Bamako – Les autorités maliennes entendent consolider leur politique de réinsertion sociale des mineurs en conflit avec la loi. Dans cette dynamique, le ministre de la Justice et des Droits de l’Homme, Garde des Sceaux, Mamoudou Kassogué, accompagné du ministre de la Jeunesse et des Sports, chargé de l’Instruction civique et de la Construction citoyenne, ainsi que de la ministre de la Promotion de la Femme, de l’Enfant et de la Famille, a effectué, mardi, une visite au Centre spécialisé de détention, de rééducation et de réinsertion pour mineurs (CSDRM) de Bollé.
Cette mission gouvernementale visait à évaluer les conditions de prise en charge des pensionnaires, à apprécier les programmes de rééducation mis en œuvre et à réaffirmer la volonté de l’État de faire de la réinsertion sociale un pilier de la justice des mineurs.

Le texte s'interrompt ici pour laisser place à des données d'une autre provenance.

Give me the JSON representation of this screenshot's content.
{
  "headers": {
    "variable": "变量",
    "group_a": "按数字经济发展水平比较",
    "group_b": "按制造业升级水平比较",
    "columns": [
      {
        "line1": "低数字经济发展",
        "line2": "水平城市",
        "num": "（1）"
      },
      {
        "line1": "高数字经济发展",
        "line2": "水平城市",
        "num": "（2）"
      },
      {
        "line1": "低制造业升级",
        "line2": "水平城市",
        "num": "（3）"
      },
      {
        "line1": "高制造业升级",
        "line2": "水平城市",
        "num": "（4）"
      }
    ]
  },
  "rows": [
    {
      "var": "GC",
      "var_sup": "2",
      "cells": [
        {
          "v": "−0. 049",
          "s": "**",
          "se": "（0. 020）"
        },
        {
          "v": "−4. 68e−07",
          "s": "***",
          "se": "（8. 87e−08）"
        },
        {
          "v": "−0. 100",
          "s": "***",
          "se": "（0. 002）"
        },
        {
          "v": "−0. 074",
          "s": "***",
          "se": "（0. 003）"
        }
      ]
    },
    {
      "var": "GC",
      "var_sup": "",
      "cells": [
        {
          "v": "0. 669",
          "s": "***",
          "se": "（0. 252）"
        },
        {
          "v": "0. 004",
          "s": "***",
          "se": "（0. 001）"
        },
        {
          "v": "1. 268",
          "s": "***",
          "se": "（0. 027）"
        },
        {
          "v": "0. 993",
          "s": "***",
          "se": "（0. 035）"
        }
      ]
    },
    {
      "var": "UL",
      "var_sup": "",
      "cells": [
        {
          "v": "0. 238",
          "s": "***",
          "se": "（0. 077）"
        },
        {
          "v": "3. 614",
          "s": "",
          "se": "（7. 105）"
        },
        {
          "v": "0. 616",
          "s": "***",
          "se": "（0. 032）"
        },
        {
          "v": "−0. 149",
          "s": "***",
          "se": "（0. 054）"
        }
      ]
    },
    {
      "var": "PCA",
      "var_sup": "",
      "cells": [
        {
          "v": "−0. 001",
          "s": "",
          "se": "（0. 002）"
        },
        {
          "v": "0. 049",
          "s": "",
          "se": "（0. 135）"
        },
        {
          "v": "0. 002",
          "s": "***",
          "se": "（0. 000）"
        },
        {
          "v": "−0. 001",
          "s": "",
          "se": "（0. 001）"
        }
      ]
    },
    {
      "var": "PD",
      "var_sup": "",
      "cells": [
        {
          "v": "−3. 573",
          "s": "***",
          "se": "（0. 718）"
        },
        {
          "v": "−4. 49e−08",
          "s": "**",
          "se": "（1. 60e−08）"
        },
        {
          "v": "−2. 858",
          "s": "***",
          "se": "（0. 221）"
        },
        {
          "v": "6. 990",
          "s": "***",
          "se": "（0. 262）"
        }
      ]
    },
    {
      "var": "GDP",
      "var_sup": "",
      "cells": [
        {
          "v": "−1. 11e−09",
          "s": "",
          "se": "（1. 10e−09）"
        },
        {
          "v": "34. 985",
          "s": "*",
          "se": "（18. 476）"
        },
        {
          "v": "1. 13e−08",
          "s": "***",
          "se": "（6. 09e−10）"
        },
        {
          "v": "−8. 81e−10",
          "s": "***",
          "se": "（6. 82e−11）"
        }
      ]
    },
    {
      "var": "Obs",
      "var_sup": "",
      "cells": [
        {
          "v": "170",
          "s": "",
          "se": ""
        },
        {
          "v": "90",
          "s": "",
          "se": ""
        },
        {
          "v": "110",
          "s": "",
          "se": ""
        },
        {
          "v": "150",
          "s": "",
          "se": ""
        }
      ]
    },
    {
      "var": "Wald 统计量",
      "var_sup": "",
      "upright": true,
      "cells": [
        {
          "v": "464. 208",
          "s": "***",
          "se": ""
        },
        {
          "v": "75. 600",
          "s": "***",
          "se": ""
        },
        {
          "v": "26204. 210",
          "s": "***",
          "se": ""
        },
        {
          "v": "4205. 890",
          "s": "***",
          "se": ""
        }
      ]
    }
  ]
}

La visite a réuni les membres des cabinets ministériels concernés, les secrétaires généraux des départements impliqués, les responsables de l’Administration pénitentiaire ainsi que plusieurs acteurs de la chaîne judiciaire.
La cérémonie a débuté par la montée des couleurs nationales, avant de laisser place à une démonstration de salutations corporelles traditionnelles maliennes. Cette séquence, riche en symboles, a mis en lumière les valeurs de discipline, de respect, de civisme et de patriotisme inculquées aux jeunes pensionnaires dans le cadre de leur rééducation.
Les ministres ont ensuite échangé avec plusieurs mineurs, qui ont témoigné des enseignements reçus au centre, notamment en matière d’instruction civique, de lutte contre la corruption, d’amour de la patrie et de responsabilité citoyenne.
Former pour mieux réinsérer
Présentant le fonctionnement du Centre spécialisé de Bollé, son Directeur est revenu sur les missions de cette structure, créée pour assurer la surveillance, la rééducation, la formation professionnelle et la réinsertion des enfants en conflit avec la loi.
Il a indiqué que le centre accueille actuellement 201 mineurs, bénéficiant de différents programmes éducatifs et de formations professionnelles destinés à faciliter leur retour dans la société.
Tout en saluant les efforts consentis par le ministère de la Justice pour améliorer les conditions d’hébergement et de prise en charge, il a également évoqué plusieurs défis auxquels l’établissement reste confronté, appelant à la poursuite des investissements en faveur de cette structure spécialisée.
Le Directeur général adjoint du Service national des jeunes a, pour sa part, insisté sur la portée humaine de cette mission.
Selon lui, les formations dispensées au CSDRM contribuent à transformer progressivement les comportements des jeunes détenus et leur offrent les outils nécessaires pour reconstruire leur avenir.
Il a estimé que cette démarche dépasse le cadre judiciaire pour devenir un véritable investissement dans le capital humain, en donnant à ces adolescents une seconde chance à travers l’éducation, l’apprentissage et l’accompagnement citoyen.
La justice des mineurs au cœur des priorités de l’État
Clôturant les interventions, le ministre de la Justice et des Droits de l’Homme, Mamoudou Kassogué, s’est déclaré satisfait des progrès réalisés par les pensionnaires après seulement quelques mois de formation.
Il a salué la présence de ses collègues chargés de la Jeunesse et de la Promotion de la Femme, estimant que cette visite conjointe illustre la volonté du Gouvernement de renforcer la coordination entre les différents secteurs intervenant dans la protection des enfants.
Le Garde des Sceaux a rappelé que le Centre de Bollé privilégie une approche fondée sur la rééducation, la formation et la réinsertion sociale, conformément aux lois nationales et aux engagements internationaux du Mali en matière de protection des droits de l’enfant.
Il a également mis en avant le programme spécial de formation destiné aux jeunes détenus, soulignant que la complémentarité entre la justice, l’éducation et l’instruction civique constitue un levier essentiel pour prévenir la récidive et favoriser une réintégration durable.
À travers cette visite, les autorités maliennes réaffirment leur volonté de promouvoir une justice des mineurs davantage orientée vers l’éducation que vers la sanction.
En renforçant les dispositifs de formation, d’accompagnement psychologique, d’instruction civique et d’insertion professionnelle, le Gouvernement entend offrir à chaque enfant en conflit avec la loi une véritable opportunité de reconstruire son parcours de vie et de devenir un acteur utile au développement du pays.
Cette approche traduit une vision plus globale de la justice juvénile, fondée sur la prévention, la responsabilisation et la réintégration sociale. Elle s’inscrit dans les orientations des plus hautes autorités, qui font de la protection de l’enfance, de la promotion de la citoyenneté et du renforcement de la cohésion sociale des priorités de l’action publique.